Mas em 3.3.2011 o concurso foi realmente suspenso por decisão do STF em processo que discutia apenas a valoração de títulos. Isso foi resolvido em dezembro de 2013, quando o STF e o CNJ determinaram que fosse o concurso finalmente finalizado.

A sessão de escolha das serventias pelos candidatos, e outorga, foi finalmente designada para 2.4.2014 (quase 6 anos após o início do concurso).

E é aqui que entram os interinos com a sua derradeira arma: contrataram mais uma vez o ex-ministro Sepúlveda Pertence para tentar reavivar aquela esdrúxula liminar do desembargador João Ubaldo para, mais uma vez, atravancar o concurso.

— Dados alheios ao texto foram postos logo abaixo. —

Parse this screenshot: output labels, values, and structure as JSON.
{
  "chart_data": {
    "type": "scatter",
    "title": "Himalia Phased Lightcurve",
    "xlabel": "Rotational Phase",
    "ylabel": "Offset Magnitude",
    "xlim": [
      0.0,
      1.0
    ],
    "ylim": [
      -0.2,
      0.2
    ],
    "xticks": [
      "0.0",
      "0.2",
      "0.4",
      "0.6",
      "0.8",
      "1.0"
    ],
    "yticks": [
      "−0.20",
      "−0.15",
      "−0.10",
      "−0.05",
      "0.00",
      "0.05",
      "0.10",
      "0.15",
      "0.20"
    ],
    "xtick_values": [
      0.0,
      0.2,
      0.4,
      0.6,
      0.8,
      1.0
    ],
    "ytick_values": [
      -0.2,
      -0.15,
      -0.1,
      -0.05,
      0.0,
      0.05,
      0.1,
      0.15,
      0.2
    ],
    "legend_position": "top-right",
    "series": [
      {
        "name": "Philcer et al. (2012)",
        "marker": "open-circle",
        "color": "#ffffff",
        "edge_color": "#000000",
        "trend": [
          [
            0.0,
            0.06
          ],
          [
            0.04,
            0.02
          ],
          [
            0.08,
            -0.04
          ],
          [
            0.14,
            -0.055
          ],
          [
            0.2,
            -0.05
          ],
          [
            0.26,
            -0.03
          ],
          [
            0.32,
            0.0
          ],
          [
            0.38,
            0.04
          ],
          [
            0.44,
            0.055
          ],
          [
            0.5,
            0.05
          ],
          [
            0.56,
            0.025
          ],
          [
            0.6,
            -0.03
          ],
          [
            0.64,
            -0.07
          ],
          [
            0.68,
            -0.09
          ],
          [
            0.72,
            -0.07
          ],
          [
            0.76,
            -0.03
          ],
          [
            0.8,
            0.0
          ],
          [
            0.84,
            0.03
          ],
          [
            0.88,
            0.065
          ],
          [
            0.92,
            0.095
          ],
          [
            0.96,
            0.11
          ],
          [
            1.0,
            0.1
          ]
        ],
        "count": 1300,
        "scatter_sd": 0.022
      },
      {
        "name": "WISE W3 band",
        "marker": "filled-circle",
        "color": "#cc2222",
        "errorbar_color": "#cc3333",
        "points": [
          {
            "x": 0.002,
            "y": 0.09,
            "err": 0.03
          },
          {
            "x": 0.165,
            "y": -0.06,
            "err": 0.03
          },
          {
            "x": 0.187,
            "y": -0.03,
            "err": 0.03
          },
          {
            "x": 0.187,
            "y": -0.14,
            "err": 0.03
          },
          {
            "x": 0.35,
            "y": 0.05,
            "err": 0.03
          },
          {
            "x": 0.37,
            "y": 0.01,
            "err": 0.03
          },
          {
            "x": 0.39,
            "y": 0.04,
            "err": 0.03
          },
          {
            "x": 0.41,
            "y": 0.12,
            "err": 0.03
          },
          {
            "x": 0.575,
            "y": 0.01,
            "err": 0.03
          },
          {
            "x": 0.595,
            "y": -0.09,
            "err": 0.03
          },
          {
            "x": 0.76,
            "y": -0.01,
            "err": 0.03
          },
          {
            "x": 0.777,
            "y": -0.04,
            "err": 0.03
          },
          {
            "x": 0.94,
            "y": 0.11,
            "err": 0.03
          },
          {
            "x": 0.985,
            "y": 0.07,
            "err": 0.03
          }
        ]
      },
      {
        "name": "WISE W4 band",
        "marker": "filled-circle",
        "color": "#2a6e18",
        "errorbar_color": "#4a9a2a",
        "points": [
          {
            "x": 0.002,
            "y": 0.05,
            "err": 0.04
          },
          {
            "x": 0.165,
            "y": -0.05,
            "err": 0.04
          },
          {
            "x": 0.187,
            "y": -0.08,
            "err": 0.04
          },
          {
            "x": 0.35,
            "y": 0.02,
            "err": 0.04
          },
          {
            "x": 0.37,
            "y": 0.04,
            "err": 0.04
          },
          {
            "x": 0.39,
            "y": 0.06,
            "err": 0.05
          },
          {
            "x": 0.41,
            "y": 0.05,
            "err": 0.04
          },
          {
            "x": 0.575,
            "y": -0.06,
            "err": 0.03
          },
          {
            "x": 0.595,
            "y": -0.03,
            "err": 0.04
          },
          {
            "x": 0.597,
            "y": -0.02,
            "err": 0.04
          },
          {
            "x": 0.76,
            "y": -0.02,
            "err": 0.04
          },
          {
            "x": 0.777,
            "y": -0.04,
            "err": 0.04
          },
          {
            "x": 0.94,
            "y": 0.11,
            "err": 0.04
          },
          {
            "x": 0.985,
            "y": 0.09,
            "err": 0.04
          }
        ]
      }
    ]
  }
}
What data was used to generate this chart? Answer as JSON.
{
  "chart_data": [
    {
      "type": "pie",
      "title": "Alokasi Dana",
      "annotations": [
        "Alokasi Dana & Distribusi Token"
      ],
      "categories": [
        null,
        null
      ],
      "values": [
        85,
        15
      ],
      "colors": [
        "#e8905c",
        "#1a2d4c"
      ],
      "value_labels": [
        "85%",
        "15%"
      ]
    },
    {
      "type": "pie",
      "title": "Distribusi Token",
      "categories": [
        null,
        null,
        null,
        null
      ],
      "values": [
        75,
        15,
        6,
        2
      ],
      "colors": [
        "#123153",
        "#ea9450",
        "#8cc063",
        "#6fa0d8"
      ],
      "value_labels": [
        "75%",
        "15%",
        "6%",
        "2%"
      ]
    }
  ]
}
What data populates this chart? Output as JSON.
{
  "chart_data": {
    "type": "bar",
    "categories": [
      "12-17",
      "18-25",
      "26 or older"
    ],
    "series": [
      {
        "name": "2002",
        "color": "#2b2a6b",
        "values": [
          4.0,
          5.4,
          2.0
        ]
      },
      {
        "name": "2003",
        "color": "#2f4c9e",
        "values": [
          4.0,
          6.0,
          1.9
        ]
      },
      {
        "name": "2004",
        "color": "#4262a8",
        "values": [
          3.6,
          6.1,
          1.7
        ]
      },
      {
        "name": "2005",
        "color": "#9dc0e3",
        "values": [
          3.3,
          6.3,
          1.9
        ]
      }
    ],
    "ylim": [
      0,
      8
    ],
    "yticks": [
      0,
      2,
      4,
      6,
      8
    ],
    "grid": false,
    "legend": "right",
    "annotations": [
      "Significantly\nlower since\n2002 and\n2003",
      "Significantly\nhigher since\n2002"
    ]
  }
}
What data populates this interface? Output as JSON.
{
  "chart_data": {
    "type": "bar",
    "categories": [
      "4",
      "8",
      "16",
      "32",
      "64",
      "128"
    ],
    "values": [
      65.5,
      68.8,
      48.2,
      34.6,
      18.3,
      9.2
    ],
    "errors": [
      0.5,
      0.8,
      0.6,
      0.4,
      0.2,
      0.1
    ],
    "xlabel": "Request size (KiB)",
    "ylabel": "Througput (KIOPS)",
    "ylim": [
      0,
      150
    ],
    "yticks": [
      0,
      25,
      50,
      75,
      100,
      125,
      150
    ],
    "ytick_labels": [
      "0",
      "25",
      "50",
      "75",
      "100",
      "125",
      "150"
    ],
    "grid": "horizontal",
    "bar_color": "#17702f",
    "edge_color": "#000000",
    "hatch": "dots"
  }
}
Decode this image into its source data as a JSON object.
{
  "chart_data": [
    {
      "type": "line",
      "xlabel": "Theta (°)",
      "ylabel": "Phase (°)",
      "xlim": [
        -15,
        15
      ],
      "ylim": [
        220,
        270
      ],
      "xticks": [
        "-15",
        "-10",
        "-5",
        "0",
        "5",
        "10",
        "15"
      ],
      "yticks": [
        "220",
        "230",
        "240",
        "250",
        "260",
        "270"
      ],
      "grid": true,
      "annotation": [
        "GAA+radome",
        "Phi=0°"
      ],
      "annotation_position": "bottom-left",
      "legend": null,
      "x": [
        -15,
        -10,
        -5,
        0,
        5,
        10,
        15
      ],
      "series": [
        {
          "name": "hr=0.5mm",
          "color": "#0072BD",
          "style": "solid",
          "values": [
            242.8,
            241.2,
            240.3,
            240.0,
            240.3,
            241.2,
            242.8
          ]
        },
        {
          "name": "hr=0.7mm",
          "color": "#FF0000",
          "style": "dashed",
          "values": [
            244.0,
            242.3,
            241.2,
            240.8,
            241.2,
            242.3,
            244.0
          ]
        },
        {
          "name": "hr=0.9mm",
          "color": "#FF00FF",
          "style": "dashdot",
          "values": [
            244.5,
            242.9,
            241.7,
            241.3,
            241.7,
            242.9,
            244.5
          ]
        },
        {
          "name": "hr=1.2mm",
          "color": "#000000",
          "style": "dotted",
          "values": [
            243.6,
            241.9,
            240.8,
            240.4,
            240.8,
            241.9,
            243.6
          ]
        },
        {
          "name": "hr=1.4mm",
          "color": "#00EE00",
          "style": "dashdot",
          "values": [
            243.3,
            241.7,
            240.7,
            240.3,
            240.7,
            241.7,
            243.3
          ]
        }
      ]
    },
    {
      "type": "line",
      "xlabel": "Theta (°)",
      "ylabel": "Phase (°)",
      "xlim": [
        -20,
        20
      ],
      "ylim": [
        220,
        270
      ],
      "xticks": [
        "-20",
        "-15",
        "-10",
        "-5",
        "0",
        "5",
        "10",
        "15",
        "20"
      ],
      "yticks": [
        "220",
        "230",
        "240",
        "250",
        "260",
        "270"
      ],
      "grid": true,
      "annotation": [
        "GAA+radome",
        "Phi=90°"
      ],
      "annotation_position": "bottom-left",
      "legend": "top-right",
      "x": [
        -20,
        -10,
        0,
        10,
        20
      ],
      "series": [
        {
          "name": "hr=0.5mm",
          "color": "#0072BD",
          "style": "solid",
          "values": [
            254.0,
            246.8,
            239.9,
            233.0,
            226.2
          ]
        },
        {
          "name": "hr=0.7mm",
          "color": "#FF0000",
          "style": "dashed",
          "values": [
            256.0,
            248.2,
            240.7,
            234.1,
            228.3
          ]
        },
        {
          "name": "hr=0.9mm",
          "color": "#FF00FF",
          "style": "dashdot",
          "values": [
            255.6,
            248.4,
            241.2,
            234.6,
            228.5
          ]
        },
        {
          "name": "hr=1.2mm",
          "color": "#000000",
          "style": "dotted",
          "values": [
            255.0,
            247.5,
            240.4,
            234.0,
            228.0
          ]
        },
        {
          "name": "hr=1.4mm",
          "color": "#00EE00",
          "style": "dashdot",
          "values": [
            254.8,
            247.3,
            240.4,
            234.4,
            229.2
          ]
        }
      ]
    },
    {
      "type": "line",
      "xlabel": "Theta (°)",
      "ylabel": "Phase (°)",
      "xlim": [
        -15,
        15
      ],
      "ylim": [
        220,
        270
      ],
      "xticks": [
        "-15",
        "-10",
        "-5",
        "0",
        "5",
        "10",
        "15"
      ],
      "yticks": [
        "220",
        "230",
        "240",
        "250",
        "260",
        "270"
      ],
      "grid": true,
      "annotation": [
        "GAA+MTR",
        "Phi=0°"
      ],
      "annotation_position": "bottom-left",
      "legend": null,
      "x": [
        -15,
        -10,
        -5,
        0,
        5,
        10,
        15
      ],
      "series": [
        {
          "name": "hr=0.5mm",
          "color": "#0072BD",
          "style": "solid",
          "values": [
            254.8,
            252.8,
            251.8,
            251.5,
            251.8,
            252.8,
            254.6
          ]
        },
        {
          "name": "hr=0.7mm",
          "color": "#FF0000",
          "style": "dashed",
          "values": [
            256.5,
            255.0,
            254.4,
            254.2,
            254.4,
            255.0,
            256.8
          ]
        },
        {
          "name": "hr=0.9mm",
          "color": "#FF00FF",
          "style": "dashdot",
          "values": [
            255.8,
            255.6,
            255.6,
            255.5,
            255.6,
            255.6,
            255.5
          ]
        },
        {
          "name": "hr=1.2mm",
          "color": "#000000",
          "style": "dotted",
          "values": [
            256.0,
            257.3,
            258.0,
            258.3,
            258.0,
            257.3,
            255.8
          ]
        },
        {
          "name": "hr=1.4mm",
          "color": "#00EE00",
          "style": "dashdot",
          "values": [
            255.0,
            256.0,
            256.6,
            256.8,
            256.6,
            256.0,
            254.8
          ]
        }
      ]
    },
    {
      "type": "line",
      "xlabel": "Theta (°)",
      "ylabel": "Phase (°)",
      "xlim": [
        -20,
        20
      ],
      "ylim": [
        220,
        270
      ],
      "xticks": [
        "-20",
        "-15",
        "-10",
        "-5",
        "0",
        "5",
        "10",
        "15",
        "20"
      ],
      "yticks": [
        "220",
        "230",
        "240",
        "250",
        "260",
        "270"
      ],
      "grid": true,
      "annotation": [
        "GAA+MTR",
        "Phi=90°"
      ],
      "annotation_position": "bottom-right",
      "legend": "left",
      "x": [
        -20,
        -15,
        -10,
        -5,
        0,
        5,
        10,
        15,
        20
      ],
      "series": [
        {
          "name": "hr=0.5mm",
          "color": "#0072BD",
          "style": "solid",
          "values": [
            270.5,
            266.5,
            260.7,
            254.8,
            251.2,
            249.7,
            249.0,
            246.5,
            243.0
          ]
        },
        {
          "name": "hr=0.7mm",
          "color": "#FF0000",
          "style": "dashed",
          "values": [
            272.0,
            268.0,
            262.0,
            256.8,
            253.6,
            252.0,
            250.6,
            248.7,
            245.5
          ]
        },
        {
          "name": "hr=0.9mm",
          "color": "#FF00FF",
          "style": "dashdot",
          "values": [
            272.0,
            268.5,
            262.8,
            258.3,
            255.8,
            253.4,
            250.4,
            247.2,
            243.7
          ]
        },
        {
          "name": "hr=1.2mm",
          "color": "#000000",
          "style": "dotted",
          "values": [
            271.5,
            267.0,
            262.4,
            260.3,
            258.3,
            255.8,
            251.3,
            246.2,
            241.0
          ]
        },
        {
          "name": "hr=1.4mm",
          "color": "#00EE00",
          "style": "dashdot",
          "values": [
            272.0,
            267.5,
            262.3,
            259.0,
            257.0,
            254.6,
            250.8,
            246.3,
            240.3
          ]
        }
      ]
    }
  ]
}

Tentam, após mais de seis anos do seu início, impedir novamente a finalização do certame e possibilitar a eternização da prática feudal cartorial no Estado de Goiás.

Assim, o advogado e ex-ministro do STF Sepúlveda Pertence intentou em 11.3.2014 o Pedido de Providências n. 0001698-80.2014.2.00.0000, por meio do qual pede que o certame seja suspenso por força daquela falecida e esdrúxula liminar deferida por um desembargador suspeito que, logo após decidir, aposentou-se e se livrou da atuação do órgão censório.

Sabe-se que até o mais terrível criminoso tem o direito de ser defendido por advogado.

Não se critica, portanto, o notável ex-ministro pela defesa de tão nefasto ideal anti-republicano (manutenção da feição hereditária das titularidades de cartório extrajudicial), pois está apenas exercendo a sua profissão conforme acordo laboral acertado.

O que chama a atenção é o fato de que agora veremos como se comporta o Judiciário, notadamente o CNJ e STF, quando se depara com um pleito direcionado a um objetivo tão vergonhoso quanto esse, mas, por outro lado, assinado por um antigo e respeitado amigo.

Veremos nos próximos capítulos se a contratação do peso do nome de um jurista, e sua proximidade dos julgadores, sobrepuja a lógica jurídica republicana da nossa Constituição Cidadã.

A ANDECC, os quase 200 candidatos aprovados, o meio jurídico e a sociedade em geral aguardam com atenção a resposta a esta pergunta.